Rihards Jakovels
Born: June 19, 1988
Born in Riga. Graduated from Riga Secondary School No. 64 (2007) and the Latvian Academy of Culture as a dramatic theatre actor (2011). During his studies, he expanded his education in masterclasses led by Davide Giovanzana (Italy/Finland), Ryszard Olesiński (Poland), and Wojciech Kościelniak (Poland). Since 2011, he has been an actor at the Valmiera Drama Theatre.
Rihards entered the theatre with a disarming brightness and enthusiasm. Need it done? Let’s do it! He is ready to participate in the craziest projects and experiments, speeding on his motorcycle just to be wherever he is needed. Rihards managed to take part in Oļģerts Kroders’ final production, and he possessed enough healthy self-irony to realize that theatre is often the art of compromise, and that a role can sometimes be an advance payment. He did what he could, accepting criticism with a cool head and… understanding. Having played many touching and kind-hearted characters, Rihards truly shook audiences with his monologue performance Bask@bols.lv—displaying an immense amount of personal maturity, genuine patriotism, and the ability to feel another’s pain as his own.

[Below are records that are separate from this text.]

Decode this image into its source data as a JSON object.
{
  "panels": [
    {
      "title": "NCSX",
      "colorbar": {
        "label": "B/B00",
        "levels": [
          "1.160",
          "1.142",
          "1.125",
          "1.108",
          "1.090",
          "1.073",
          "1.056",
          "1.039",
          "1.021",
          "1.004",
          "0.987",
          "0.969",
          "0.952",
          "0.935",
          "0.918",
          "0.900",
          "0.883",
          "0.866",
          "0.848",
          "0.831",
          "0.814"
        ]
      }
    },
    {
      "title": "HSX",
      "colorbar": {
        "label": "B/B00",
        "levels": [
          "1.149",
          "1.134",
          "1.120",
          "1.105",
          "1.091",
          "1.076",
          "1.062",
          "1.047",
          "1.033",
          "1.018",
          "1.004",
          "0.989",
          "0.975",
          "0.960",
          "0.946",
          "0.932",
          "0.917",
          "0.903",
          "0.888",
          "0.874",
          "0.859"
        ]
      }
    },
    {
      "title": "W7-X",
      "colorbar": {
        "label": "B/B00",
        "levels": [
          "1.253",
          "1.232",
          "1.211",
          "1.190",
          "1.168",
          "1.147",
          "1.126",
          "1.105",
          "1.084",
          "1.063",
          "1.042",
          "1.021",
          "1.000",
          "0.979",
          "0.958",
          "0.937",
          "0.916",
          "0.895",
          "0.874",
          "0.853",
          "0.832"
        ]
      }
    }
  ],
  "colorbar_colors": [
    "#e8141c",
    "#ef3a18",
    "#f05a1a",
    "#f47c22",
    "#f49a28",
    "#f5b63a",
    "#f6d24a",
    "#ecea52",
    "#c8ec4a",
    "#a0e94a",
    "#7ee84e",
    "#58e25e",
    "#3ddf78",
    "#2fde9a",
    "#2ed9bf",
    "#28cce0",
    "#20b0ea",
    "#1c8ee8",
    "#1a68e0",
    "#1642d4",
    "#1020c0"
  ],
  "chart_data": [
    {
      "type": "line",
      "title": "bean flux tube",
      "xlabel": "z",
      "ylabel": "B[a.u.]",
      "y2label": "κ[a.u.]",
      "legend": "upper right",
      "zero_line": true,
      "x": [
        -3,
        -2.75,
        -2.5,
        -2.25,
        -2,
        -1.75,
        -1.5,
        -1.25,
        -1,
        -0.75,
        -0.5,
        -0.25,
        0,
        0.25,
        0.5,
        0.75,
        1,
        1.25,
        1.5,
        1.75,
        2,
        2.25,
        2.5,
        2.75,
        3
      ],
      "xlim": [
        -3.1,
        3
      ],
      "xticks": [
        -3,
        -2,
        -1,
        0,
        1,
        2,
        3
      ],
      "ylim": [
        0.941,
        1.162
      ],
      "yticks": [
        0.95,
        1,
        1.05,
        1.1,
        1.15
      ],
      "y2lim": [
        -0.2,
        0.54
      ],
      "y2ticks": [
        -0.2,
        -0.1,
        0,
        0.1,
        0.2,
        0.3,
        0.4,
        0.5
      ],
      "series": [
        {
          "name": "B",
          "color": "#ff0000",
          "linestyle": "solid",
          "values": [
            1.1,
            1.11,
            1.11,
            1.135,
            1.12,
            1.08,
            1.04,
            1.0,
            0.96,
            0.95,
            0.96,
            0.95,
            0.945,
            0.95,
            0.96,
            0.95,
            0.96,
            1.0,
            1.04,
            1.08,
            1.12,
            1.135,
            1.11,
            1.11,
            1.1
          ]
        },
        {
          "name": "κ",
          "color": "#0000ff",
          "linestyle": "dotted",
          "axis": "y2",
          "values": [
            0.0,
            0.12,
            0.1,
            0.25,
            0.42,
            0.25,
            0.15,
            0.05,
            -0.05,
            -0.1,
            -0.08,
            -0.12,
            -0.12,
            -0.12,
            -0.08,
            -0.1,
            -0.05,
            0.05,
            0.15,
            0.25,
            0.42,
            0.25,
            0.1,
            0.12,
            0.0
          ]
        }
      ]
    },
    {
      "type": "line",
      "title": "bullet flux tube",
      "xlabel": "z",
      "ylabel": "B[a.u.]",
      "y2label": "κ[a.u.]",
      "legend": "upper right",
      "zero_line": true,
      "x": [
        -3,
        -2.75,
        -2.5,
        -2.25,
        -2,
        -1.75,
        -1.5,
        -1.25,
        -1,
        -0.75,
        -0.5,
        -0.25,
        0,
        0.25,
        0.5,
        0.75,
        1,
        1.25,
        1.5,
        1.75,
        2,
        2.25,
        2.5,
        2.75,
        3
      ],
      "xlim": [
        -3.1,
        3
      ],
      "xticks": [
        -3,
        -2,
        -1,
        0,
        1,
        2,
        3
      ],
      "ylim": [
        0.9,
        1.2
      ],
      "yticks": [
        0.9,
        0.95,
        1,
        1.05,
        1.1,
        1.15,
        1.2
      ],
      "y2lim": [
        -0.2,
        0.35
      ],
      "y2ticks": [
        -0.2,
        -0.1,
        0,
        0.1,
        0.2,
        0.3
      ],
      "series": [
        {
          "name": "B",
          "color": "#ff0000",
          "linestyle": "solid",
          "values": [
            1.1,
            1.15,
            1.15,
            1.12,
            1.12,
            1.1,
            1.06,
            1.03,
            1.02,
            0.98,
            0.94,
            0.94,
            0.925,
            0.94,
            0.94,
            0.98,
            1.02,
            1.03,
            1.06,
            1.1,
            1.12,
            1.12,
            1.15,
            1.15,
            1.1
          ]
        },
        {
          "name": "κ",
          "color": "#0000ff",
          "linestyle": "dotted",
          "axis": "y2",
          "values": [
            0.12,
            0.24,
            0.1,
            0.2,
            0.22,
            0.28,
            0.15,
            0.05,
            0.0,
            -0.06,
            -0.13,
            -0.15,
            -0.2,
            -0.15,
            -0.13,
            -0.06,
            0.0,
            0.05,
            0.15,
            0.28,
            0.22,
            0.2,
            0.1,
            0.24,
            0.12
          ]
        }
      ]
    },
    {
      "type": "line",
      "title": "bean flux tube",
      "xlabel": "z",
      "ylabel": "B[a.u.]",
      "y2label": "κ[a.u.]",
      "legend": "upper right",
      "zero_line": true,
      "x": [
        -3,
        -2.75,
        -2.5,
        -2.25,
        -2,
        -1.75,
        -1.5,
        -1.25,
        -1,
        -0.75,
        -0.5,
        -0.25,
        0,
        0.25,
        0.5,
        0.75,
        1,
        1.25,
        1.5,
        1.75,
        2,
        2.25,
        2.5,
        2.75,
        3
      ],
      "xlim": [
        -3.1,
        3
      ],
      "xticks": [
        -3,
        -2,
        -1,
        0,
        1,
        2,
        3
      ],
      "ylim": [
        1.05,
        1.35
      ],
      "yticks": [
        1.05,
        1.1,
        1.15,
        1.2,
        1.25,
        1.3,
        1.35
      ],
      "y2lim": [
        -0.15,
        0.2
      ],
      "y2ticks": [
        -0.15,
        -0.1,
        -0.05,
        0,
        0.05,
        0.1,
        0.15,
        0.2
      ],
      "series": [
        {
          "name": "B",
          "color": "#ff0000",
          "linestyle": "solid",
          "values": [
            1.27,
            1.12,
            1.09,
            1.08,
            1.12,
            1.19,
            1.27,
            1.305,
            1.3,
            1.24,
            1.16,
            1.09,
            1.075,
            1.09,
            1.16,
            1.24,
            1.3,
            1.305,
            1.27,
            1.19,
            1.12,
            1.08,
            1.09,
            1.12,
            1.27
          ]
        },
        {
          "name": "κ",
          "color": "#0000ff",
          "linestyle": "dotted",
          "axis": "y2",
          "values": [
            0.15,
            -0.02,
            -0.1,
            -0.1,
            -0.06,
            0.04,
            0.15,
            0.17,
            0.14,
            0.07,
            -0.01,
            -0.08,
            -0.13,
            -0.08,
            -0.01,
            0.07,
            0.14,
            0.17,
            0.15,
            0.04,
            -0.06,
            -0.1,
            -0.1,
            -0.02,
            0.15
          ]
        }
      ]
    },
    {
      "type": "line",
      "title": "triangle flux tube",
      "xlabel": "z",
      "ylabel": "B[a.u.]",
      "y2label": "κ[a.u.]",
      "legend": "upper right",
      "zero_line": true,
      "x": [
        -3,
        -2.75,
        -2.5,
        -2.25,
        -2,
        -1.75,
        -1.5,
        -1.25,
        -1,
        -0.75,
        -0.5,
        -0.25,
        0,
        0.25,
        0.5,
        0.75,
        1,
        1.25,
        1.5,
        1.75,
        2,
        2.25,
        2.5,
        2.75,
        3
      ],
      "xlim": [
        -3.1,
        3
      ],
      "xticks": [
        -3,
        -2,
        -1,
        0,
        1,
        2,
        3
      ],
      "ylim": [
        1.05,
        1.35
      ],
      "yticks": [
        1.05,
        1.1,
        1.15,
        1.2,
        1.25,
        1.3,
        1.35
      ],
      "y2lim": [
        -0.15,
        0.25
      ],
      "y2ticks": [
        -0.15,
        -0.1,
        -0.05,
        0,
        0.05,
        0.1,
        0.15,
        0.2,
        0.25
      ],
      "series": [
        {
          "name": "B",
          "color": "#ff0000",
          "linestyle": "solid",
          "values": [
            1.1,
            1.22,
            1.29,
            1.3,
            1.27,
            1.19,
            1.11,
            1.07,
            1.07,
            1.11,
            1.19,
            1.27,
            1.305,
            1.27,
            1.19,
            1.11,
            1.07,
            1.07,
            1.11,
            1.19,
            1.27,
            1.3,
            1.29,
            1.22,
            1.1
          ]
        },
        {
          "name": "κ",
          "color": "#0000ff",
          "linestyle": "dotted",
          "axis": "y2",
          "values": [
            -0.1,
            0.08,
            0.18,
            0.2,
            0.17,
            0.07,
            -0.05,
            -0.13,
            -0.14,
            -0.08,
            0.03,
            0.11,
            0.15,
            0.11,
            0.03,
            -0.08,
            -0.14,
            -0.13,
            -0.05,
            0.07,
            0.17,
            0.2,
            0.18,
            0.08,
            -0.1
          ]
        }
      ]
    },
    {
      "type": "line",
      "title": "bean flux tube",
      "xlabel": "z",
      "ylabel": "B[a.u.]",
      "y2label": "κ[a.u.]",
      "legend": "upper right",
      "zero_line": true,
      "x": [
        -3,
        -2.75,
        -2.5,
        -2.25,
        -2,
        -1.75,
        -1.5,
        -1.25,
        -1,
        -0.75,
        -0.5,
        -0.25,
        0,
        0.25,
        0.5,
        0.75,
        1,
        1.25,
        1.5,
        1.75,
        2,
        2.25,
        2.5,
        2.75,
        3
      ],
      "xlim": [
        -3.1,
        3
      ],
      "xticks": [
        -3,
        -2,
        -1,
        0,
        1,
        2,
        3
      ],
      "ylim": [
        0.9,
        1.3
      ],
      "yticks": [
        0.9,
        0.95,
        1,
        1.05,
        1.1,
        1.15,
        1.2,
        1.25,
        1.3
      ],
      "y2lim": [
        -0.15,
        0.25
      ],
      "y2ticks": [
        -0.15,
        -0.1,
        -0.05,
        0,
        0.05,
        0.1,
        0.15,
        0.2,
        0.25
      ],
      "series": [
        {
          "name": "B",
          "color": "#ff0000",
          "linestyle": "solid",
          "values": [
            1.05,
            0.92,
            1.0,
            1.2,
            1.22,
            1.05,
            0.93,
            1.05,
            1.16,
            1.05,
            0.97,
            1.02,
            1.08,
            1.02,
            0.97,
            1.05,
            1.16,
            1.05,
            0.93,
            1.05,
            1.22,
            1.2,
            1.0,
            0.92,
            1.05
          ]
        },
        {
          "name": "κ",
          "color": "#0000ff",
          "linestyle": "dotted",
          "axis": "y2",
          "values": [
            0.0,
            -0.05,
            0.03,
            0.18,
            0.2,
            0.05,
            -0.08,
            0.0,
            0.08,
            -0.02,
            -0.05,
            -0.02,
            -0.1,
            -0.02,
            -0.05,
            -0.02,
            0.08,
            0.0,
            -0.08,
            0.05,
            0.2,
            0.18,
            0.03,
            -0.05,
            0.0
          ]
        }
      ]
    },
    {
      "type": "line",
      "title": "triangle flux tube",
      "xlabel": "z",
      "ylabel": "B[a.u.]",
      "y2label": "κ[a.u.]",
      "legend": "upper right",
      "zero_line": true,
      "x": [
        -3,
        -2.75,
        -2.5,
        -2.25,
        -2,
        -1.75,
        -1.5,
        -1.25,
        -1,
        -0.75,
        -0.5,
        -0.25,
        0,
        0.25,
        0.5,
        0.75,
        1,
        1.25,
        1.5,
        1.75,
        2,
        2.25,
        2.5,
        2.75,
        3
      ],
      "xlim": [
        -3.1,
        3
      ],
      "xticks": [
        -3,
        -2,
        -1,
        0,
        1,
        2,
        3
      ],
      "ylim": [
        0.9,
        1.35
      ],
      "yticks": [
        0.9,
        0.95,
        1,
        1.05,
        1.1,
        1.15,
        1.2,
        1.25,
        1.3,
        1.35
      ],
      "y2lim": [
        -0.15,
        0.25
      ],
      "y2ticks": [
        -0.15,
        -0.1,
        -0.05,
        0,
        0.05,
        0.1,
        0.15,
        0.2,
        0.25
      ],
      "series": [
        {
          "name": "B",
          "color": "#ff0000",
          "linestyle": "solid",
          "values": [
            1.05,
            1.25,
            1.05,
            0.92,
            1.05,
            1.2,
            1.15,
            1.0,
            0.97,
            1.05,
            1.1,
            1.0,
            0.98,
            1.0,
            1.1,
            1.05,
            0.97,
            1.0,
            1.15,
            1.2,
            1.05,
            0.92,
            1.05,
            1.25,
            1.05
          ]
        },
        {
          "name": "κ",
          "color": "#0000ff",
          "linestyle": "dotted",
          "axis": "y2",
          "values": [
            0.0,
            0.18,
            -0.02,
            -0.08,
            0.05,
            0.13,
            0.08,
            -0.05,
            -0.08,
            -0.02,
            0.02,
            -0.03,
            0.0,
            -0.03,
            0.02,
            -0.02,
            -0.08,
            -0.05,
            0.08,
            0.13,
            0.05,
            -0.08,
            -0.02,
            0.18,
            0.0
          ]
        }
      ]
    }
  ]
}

His class master Edmunds Freibergs once wrote:
“The fact that you, Rihard, accepted the invitation from the Valmiera Theatre was definitely not a mistake. In this theatre (and I know this from personal experience), a young actor is given the greatest opportunities to work and develop their talent. I am glad that you have also staged a monologue performance about a topic close to your heart—sports. As we know, holding the audience’s attention all by yourself is a major test, even for the professionalism of experienced masters. You have passed it!”
Rihards Jakovels is one of those ideal actor-patriots of the Valmiera Theatre, clearly proving that purposeful work in an environment of trust and creative growth bears fruit. Rihards has grown up on the Valmiera Theatre stage. It can be said that through his roles, he has experienced a true initiation—evolving from a somewhat cowardly, egocentric, and sluggish youth as Krustiņš in The Prodigal Son (Pazudušais dēls) to Joseph’s ultimate antithesis: the eldest brother Judah, who is full of logic, his own sense of justice, and hardened masculinity.
In between many other roles, a major milestone was his collaboration with director Varis Brasla in the production of A Farewell to Arms (Ardievas ieročiem). There, Rihards Jakovels’ Frederic Henry experiences his first love so beautifully in his warm, almost boyish masculinity. He infused Hemingway’s harsh world, shaped by war, with an abundance of tenderness, honor, and humanity, being forced to grow up in a matter of a few tragic seconds.
“Youth drives me forward, and I haven’t learned to slow down yet. But I am learning it—to slow down, stop, and assess the situation so that in the future, I can move forward with even broader strides,” Rihards Jakovels said in a 2018 interview with nra.lv (18.10.2018).
An indicator of the actor’s character is the fact that he gave his first award to his parents, left the second one in the dressing room so his colleagues could see that “we all achieved this together,” and as for the third, fourth, and fifth—that remains to be seen.
“Rihards Jakovels’ Krustiņš in the Valmiera Drama Theatre’s 2017 production is a modern young man who tries but fails to find his place in a world governed by so many strange and questionable rules created by others.” (Jānis Siliņš. Teātra Vēstnesis. No. 1, 2018).
“Rihards Jakovels’ Henry is exactly the kind of man they write about in novels (and not just Hemingway)—masculine, attractive, weathered by life’s winds, warm, safe, and reliable.” (Līga Ulberte. KDi, 07.03.2020).